Answer: The first issue is whether Lewis’ conduct could amount to a representation. It is clear from Curtis v Chemical Cleaning & Dyeing co Ltd that a misrepresentation need not be made verbally; it can be implied from the conduct of a party. In this case, the fact John promised he would contact Lewis if the company was not profitable, and did not contact him, would amount to a representation that the company was profitable.

For a representation to be actionable it must be an unambiguous, false statement of fact, which induced the claimant to enter the contract. There is no question as to whether the statement is false, the representation that the company was profitable was not “substantially correct” as per Avon Insurance plc v Swire Fraser Ltd, as the company had not profited in 6 months. As for whether it was a statement of fact, John did state that it was only his opinion that the company was not profitable. However, this was before he had checked the accounts, which he had promised to do. A statement can only be considered an opinion if the statement maker holds themselves out as having no expertise related to the statement, but in this case, John has stated he will check the state of the accounts, therefore suggesting he will have expertise once he checks the accounts. Therefore, the actual misrepresentation in question (not contacting Lewis), could not amount to an opinion.

There may be a question of whether John’s statement would amount to a statement of intention and therefore not be actionable. However, the actual misrepresentation was not a statement of intention, it was a statement of fact regarding the accounts. The fact there was a statement of intention to check those facts is not damning on Lewis’ argument.

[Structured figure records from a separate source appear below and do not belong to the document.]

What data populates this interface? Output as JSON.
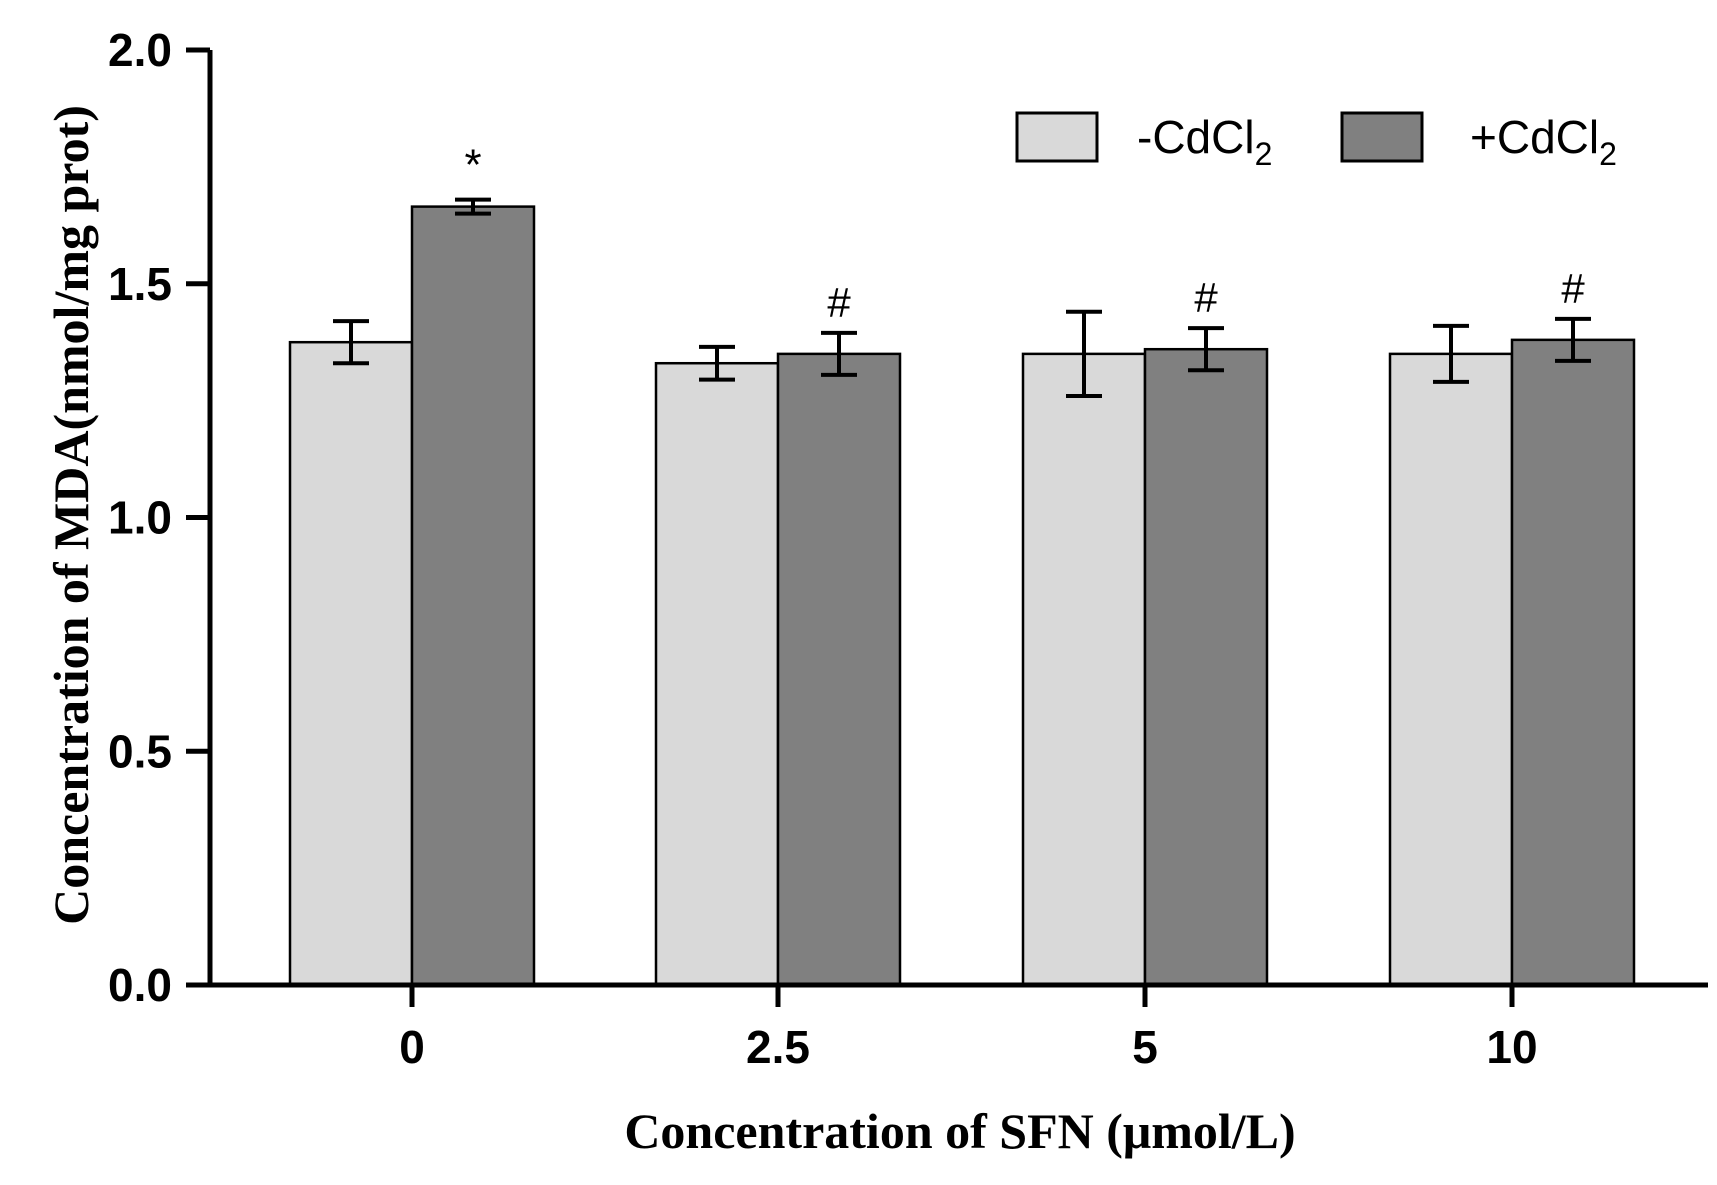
{
  "chart_data": {
    "type": "bar",
    "title": "",
    "xlabel": "Concentration of SFN (μmol/L)",
    "ylabel": "Concentration of MDA(nmol/mg prot)",
    "categories": [
      "0",
      "2.5",
      "5",
      "10"
    ],
    "ylim": [
      0,
      2.0
    ],
    "yticks": [
      "0.0",
      "0.5",
      "1.0",
      "1.5",
      "2.0"
    ],
    "grid": false,
    "legend_position": "top-right",
    "series": [
      {
        "name": "-CdCl2",
        "legend_label": "-CdCl",
        "legend_sub": "2",
        "color": "#d9d9d9",
        "values": [
          1.375,
          1.33,
          1.35,
          1.35
        ],
        "errors": [
          0.045,
          0.035,
          0.09,
          0.06
        ],
        "annotations": [
          "",
          "",
          "",
          ""
        ]
      },
      {
        "name": "+CdCl2",
        "legend_label": "+CdCl",
        "legend_sub": "2",
        "color": "#808080",
        "values": [
          1.665,
          1.35,
          1.36,
          1.38
        ],
        "errors": [
          0.015,
          0.045,
          0.045,
          0.045
        ],
        "annotations": [
          "*",
          "#",
          "#",
          "#"
        ]
      }
    ]
  }
}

Next, it needs to be considered whether the statement induced Lewis into the contract. To do so, the statement must be material, made to the representee, and acted upon. It is clear the representation was objectively material. The accounts of a company will be one of the most important factors in a purchase, and there is no indication from Lewis that he had any other interest in the company. However, if Lewis was purchasing the company for reasons unrelated to the accounts, it representation would not be material (JEB Fasteners Ltd v Marks Bloom & Co. The fact that Lewis took positive action to query the accounts of the company suggests it was material.

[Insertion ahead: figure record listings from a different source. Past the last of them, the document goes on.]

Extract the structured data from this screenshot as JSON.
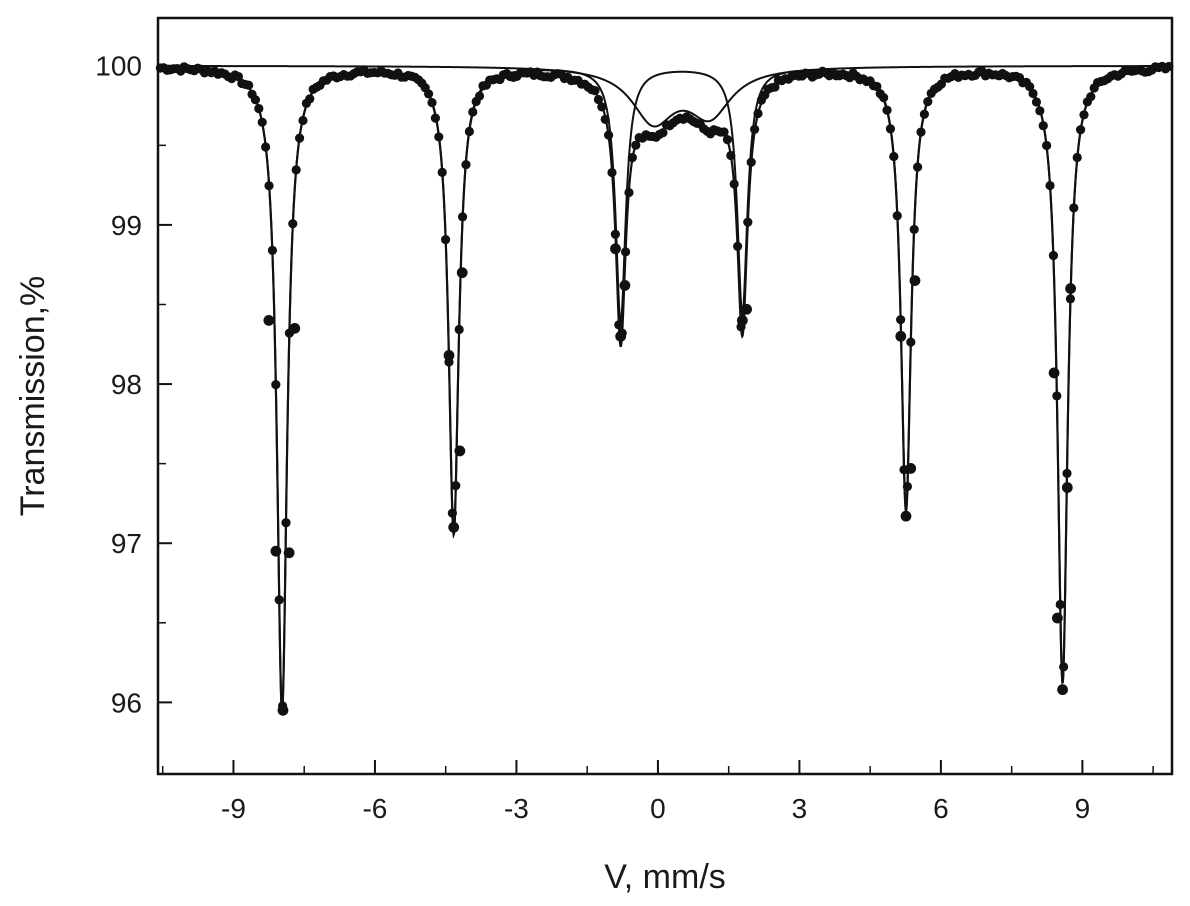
{
  "chart_data": {
    "type": "line",
    "title": "",
    "xlabel": "V, mm/s",
    "ylabel": "Transmission,%",
    "xlim": [
      -10.6,
      10.9
    ],
    "ylim": [
      95.55,
      100.3
    ],
    "x_ticks": [
      -9,
      -6,
      -3,
      0,
      3,
      6,
      9
    ],
    "y_ticks": [
      96,
      97,
      98,
      99,
      100
    ],
    "grid": false,
    "legend": "none",
    "colors": {
      "line": "#111111",
      "points": "#111111",
      "axis": "#111111"
    },
    "baseline": 100,
    "series": [
      {
        "kind": "sextet-fit",
        "center": 0.3,
        "line_positions": [
          -7.97,
          -4.33,
          -0.79,
          1.79,
          5.26,
          8.58
        ],
        "line_depths": [
          4.05,
          2.93,
          1.6,
          1.55,
          2.78,
          3.87
        ],
        "hwhm": 0.13
      },
      {
        "kind": "doublet-fit",
        "line_positions": [
          -0.1,
          1.1
        ],
        "line_depths": [
          0.33,
          0.29
        ],
        "hwhm": 0.55
      }
    ],
    "sextet_markers": [
      {
        "x": -7.95,
        "y": 95.95
      },
      {
        "x": -8.1,
        "y": 96.95
      },
      {
        "x": -7.82,
        "y": 96.94
      },
      {
        "x": -8.25,
        "y": 98.4
      },
      {
        "x": -7.7,
        "y": 98.35
      },
      {
        "x": -4.33,
        "y": 97.1
      },
      {
        "x": -4.43,
        "y": 98.18
      },
      {
        "x": -4.2,
        "y": 97.58
      },
      {
        "x": -4.15,
        "y": 98.7
      },
      {
        "x": -0.79,
        "y": 98.3
      },
      {
        "x": -0.9,
        "y": 98.85
      },
      {
        "x": -0.7,
        "y": 98.62
      },
      {
        "x": 1.79,
        "y": 98.4
      },
      {
        "x": 1.88,
        "y": 98.47
      },
      {
        "x": 5.26,
        "y": 97.17
      },
      {
        "x": 5.36,
        "y": 97.47
      },
      {
        "x": 5.15,
        "y": 98.3
      },
      {
        "x": 5.45,
        "y": 98.65
      },
      {
        "x": 8.58,
        "y": 96.08
      },
      {
        "x": 8.47,
        "y": 96.53
      },
      {
        "x": 8.68,
        "y": 97.35
      },
      {
        "x": 8.4,
        "y": 98.07
      },
      {
        "x": 8.75,
        "y": 98.6
      }
    ]
  }
}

Lewis was not expressly aware of the representation, but John not contacting Lewis has made that representation by conduct, therefore it would be known to Lewis. Lewis also clearly acted upon the representation, as because he has not heard from John in the promised week time-frame, he assumes the company’s accounts are fine, and therefore goes on to sign the contract for the purchase. Therefore, it is clear the misrepresentation is actionable as it is a false statement of fact which induced Lewis to enter the contract.

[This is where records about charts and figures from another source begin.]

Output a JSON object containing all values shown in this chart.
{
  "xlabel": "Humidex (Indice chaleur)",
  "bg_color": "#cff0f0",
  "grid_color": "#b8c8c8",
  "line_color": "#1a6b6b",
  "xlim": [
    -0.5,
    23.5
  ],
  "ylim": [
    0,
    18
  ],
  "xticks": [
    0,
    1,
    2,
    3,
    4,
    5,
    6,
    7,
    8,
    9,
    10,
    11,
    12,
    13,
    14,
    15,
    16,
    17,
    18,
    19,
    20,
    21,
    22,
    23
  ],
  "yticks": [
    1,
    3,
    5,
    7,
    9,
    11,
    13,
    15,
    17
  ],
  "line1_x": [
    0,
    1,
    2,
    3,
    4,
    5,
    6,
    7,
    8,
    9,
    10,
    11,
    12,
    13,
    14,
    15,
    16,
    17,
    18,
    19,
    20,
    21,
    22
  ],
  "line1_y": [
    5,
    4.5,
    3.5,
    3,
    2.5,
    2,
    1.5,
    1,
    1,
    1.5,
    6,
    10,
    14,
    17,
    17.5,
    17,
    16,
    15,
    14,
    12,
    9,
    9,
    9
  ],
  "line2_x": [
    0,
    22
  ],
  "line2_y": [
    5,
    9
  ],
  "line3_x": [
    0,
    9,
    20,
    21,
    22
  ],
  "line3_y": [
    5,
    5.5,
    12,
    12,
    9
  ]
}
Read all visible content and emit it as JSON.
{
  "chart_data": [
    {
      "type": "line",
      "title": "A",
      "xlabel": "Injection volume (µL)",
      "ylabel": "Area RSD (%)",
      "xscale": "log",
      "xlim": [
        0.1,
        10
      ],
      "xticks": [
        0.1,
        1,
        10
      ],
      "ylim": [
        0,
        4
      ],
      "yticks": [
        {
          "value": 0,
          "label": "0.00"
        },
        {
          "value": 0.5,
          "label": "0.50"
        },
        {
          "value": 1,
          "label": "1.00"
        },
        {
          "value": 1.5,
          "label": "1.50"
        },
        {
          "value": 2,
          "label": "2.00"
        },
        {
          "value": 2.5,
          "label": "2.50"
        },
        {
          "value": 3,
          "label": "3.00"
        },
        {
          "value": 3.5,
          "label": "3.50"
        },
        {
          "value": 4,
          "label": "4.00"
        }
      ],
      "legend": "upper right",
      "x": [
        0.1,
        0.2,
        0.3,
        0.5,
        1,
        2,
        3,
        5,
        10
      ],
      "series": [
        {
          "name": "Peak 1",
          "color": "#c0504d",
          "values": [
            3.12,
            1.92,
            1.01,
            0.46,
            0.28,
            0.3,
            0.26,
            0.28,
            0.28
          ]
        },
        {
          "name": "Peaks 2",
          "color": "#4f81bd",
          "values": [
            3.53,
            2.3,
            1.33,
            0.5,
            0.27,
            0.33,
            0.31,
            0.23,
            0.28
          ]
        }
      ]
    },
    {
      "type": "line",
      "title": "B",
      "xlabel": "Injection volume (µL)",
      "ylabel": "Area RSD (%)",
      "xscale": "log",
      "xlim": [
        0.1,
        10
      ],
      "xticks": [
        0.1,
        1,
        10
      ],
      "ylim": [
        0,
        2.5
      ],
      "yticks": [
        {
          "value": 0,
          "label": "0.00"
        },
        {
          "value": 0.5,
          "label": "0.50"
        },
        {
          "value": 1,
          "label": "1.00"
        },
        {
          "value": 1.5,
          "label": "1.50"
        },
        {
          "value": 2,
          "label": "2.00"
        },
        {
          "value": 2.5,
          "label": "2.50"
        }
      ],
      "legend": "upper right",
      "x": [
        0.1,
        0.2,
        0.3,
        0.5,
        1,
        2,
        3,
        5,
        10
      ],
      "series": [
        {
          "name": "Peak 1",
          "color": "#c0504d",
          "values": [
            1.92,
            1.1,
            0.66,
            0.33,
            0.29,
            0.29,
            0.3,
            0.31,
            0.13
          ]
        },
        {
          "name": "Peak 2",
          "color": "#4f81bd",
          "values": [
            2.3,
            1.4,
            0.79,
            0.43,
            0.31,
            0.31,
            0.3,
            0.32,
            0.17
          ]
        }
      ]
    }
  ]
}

As for the type of misrepresentation, this is dependent on the particular facts and the intentions of John. The misrepresentation was made via the conduct of John, when he did not conduct Lewis. If John had checked the accounts, but decided to purposely withhold this information, this would amount to a fraudulent misrepresentation. As per Derry v Peek, his conduct would amount to a statement that John knows it false.

If John did not bother to check the accounts, or forgot, this would therefore amount to a negligent misrepresentation, which could either be pursued under the tort of deceit or the Misrepresentation Act 1967.

Under the tort of deceit, it is clear there would have been a breach of reasonable care and skill, as John was on a duty to check the accounts, either by forgetting or intentionally not checking he has breached this duty, as he knew the importance of it to the contract. (Hedley Byrne & Co Ltd v Heller & Partners Ltd. John had held himself out as having the expertise to check the accounts, which Lewis relied upon (Henderson v Merrett Syndicates Ltd).

Under Section 2(1) of the Misrepresentation Act, we have already established that if the statement was made fraudulently it would be actionable as fraudulent misrepresentation. Therefore, the only defence John will have, is to prove he had reasonable grounds to believe the statement was true. The fact that John says he ‘unsure’ about the accounts of the company suggests he had no reasonable grounds to believe it was profitable, and needed to check.